Be that as it may, installing another "Semi-Fast Food" joint in that spot would be a desecration of the ancient tree that stands there. While hollowed out it's probably been on the verge of dying longer than most of us have been alive. I can't imagine the things it's seen. Sad too was the loss of the house that occupied the site. But it had become a haven for the usual ne'r-do-wells that espy an abandoned abode.

And, we must ask ourselves — Do we really need another drive up window that serves food that calls itself "Mexican" but would not be recognized as such by many self respecting Mexicanos. I say "No". I would think this to a good use of 'eminent domain'. If for nothing else, respect for our elders, even if that elder cannot speak for itself.

Anonymous said...

"But code Enforcement is a reactive not proactive entity. In other words, if you don't complain, they don't act."

Even when we DO complain, they often act very, very slowly slowly, if at all. This is yet another reason why we need a new city of Lakeside.

Anonymous said...

That parcel is the only thing offsetting that giant cinder block that is the AT&T building.

Anonymous said...

KEEP the tree!!!!! The greenspace is a nice break from the commercial concrete that surrounds it. We don't need aanother restaurant. We had a Pollo Loco on the site where Einstein Bagels is currently located and it didn't survive. How about a park for kids?

Anonymous said...

A park? I wouldn't want to take my kids or go relax at a park in a Kroger parking lot next to a busy road.

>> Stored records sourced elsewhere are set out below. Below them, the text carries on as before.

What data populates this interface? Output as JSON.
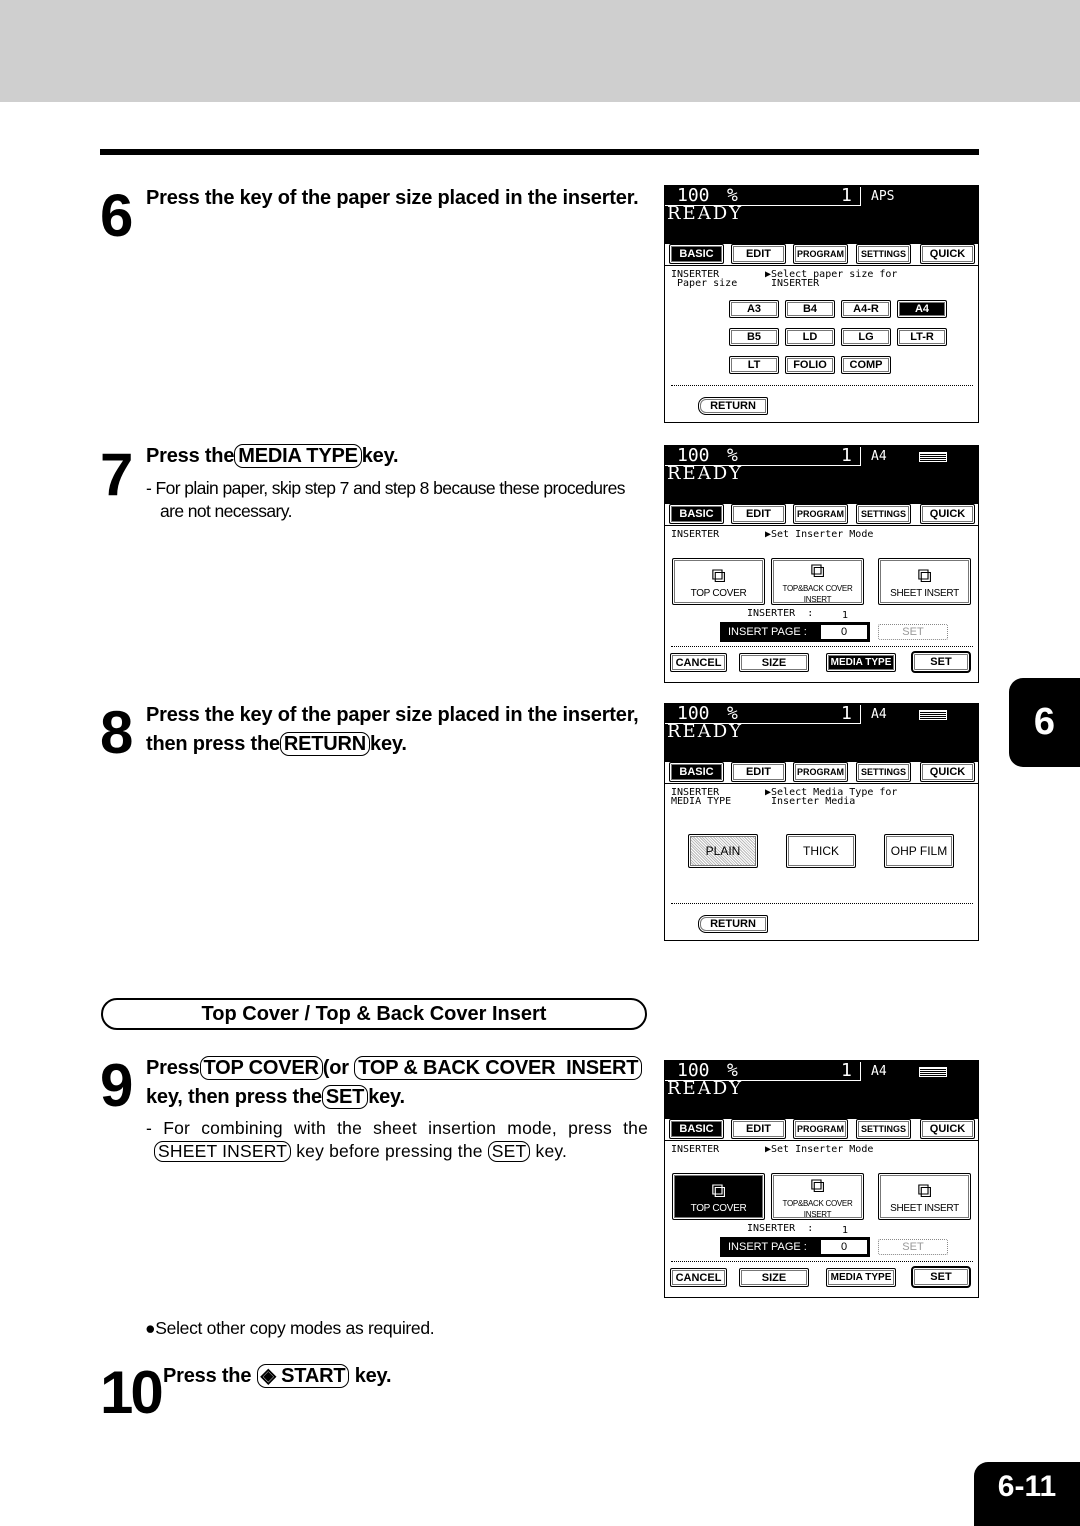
{
  "chapter_tab": "6",
  "page_number": "6-11",
  "steps": [
    {
      "num": "6",
      "heading": "Press the key of the paper size placed in the inserter."
    },
    {
      "num": "7",
      "heading_pre": "Press the",
      "key": "MEDIA TYPE",
      "heading_post": "key.",
      "note": "- For plain paper, skip step 7 and step 8 because these procedures are not necessary."
    },
    {
      "num": "8",
      "heading_line1": "Press the key of the paper size placed in the inserter,",
      "heading_pre": "then press the",
      "key": "RETURN",
      "heading_post": "key."
    },
    {
      "num": "9",
      "pre": "Press",
      "key1": "TOP COVER",
      "mid": "(or",
      "key2": "TOP & BACK COVER  INSERT",
      "line2_pre": "key, then press the",
      "key3": "SET",
      "line2_post": "key.",
      "note_pre": "- For combining with the sheet insertion mode, press the",
      "note_key1": "SHEET INSERT",
      "note_mid": "key before pressing the",
      "note_key2": "SET",
      "note_post": "key."
    },
    {
      "num": "10",
      "heading_pre": "Press the",
      "key": "START",
      "heading_post": "key."
    }
  ],
  "section_title": "Top Cover / Top & Back Cover Insert",
  "bullet_text": "Select other copy modes as required.",
  "bullet_icon": "filled-circle",
  "start_icon": "diamond-start-icon",
  "panels": [
    {
      "ratio": "100",
      "pct": "%",
      "count": "1",
      "paper": "APS",
      "paper_icon": false,
      "status": "READY",
      "tabs": [
        "BASIC",
        "EDIT",
        "PROGRAM",
        "SETTINGS",
        "QUICK"
      ],
      "active_tab": "BASIC",
      "info_left": "INSERTER\n Paper size",
      "info_right": "▶Select paper size for\n INSERTER",
      "paper_sizes": [
        "A3",
        "B4",
        "A4-R",
        "A4",
        "B5",
        "LD",
        "LG",
        "LT-R",
        "LT",
        "FOLIO",
        "COMP"
      ],
      "selected_size": "A4",
      "return_label": "RETURN"
    },
    {
      "ratio": "100",
      "pct": "%",
      "count": "1",
      "paper": "A4",
      "paper_icon": true,
      "status": "READY",
      "tabs": [
        "BASIC",
        "EDIT",
        "PROGRAM",
        "SETTINGS",
        "QUICK"
      ],
      "active_tab": "BASIC",
      "info_left": "INSERTER",
      "info_right": "▶Set Inserter Mode",
      "modes": [
        "TOP COVER",
        "TOP&BACK COVER INSERT",
        "SHEET INSERT"
      ],
      "selected_mode": "",
      "inserter_label": "INSERTER  :",
      "inserter_value": "1",
      "insert_page_label": "INSERT PAGE  :",
      "insert_page_value": "0",
      "set_ghost": "SET",
      "bottom": [
        "CANCEL",
        "SIZE",
        "MEDIA TYPE",
        "SET"
      ],
      "highlight_bottom": "MEDIA TYPE"
    },
    {
      "ratio": "100",
      "pct": "%",
      "count": "1",
      "paper": "A4",
      "paper_icon": true,
      "status": "READY",
      "tabs": [
        "BASIC",
        "EDIT",
        "PROGRAM",
        "SETTINGS",
        "QUICK"
      ],
      "active_tab": "BASIC",
      "info_left": "INSERTER\nMEDIA TYPE",
      "info_right": "▶Select Media Type for\n Inserter Media",
      "media": [
        "PLAIN",
        "THICK",
        "OHP FILM"
      ],
      "selected_media": "PLAIN",
      "return_label": "RETURN"
    },
    {
      "ratio": "100",
      "pct": "%",
      "count": "1",
      "paper": "A4",
      "paper_icon": true,
      "status": "READY",
      "tabs": [
        "BASIC",
        "EDIT",
        "PROGRAM",
        "SETTINGS",
        "QUICK"
      ],
      "active_tab": "BASIC",
      "info_left": "INSERTER",
      "info_right": "▶Set Inserter Mode",
      "modes": [
        "TOP COVER",
        "TOP&BACK COVER INSERT",
        "SHEET INSERT"
      ],
      "selected_mode": "TOP COVER",
      "inserter_label": "INSERTER  :",
      "inserter_value": "1",
      "insert_page_label": "INSERT PAGE  :",
      "insert_page_value": "0",
      "set_ghost": "SET",
      "bottom": [
        "CANCEL",
        "SIZE",
        "MEDIA TYPE",
        "SET"
      ],
      "highlight_bottom": ""
    }
  ]
}
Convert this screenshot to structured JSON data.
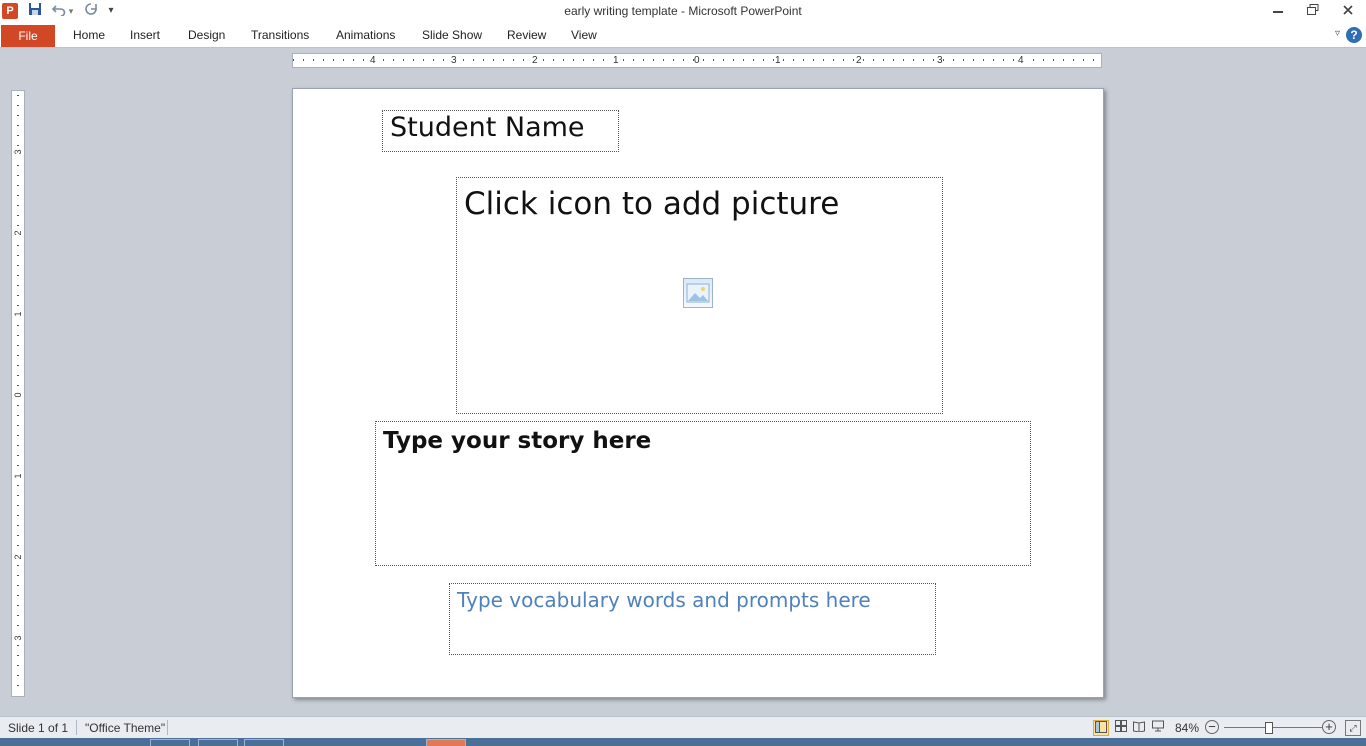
{
  "app": {
    "icon_letter": "P",
    "title": "early writing template  -  Microsoft PowerPoint",
    "brand_color": "#d24726"
  },
  "quick_access": [
    {
      "name": "save-icon",
      "glyph": "💾"
    },
    {
      "name": "undo-icon",
      "glyph": "↶"
    },
    {
      "name": "redo-icon",
      "glyph": "↻"
    },
    {
      "name": "customize-qat-icon",
      "glyph": "▾"
    }
  ],
  "window_controls": {
    "minimize": "▭",
    "restore": "❐",
    "close": "✕"
  },
  "ribbon": {
    "file_label": "File",
    "tabs": [
      "Home",
      "Insert",
      "Design",
      "Transitions",
      "Animations",
      "Slide Show",
      "Review",
      "View"
    ],
    "help": "?",
    "minimize_ribbon": "▿"
  },
  "rulers": {
    "horizontal_labels": [
      "4",
      "3",
      "2",
      "1",
      "0",
      "1",
      "2",
      "3",
      "4"
    ],
    "vertical_labels": [
      "3",
      "2",
      "1",
      "0",
      "1",
      "2",
      "3"
    ]
  },
  "slide": {
    "student_name": "Student Name",
    "picture_prompt": "Click icon to add picture",
    "story_prompt": "Type your story here",
    "vocab_prompt": "Type vocabulary words and prompts here",
    "vocab_color": "#4f81bd"
  },
  "status": {
    "slide_counter": "Slide 1 of 1",
    "theme": "\"Office Theme\"",
    "zoom": "84%",
    "zoom_fraction": 0.42
  },
  "view_buttons": [
    {
      "name": "normal-view-button",
      "glyph": "▣"
    },
    {
      "name": "slide-sorter-button",
      "glyph": "▦"
    },
    {
      "name": "reading-view-button",
      "glyph": "📖"
    },
    {
      "name": "slideshow-button",
      "glyph": "▿"
    }
  ]
}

I think the landowner should have the right to remove the tree if they'd like to.

Anonymous said...

I love trees and parks, too, but if you owned land in a decidedly commercial area would you give up the potential $100k+ annual ground lease revenue to make it a park?

DHMike said...

The lot is an eyesore. Cleaning up the lot with nice new development and fresh landscaping will improve the area.
The idea of a park in front of a Kroger is ridiculous. The value of this lot is woth acres of green space elsewhere and we already have parks within walking distance.

Dekalb County needs tax revenue. Dekalb county schools need property tax revenue for our schools. My teenager and many other area residents could use a job that he could walk to.

I want to spend Cinco de Mayo 2015 at our new Cabana Grille.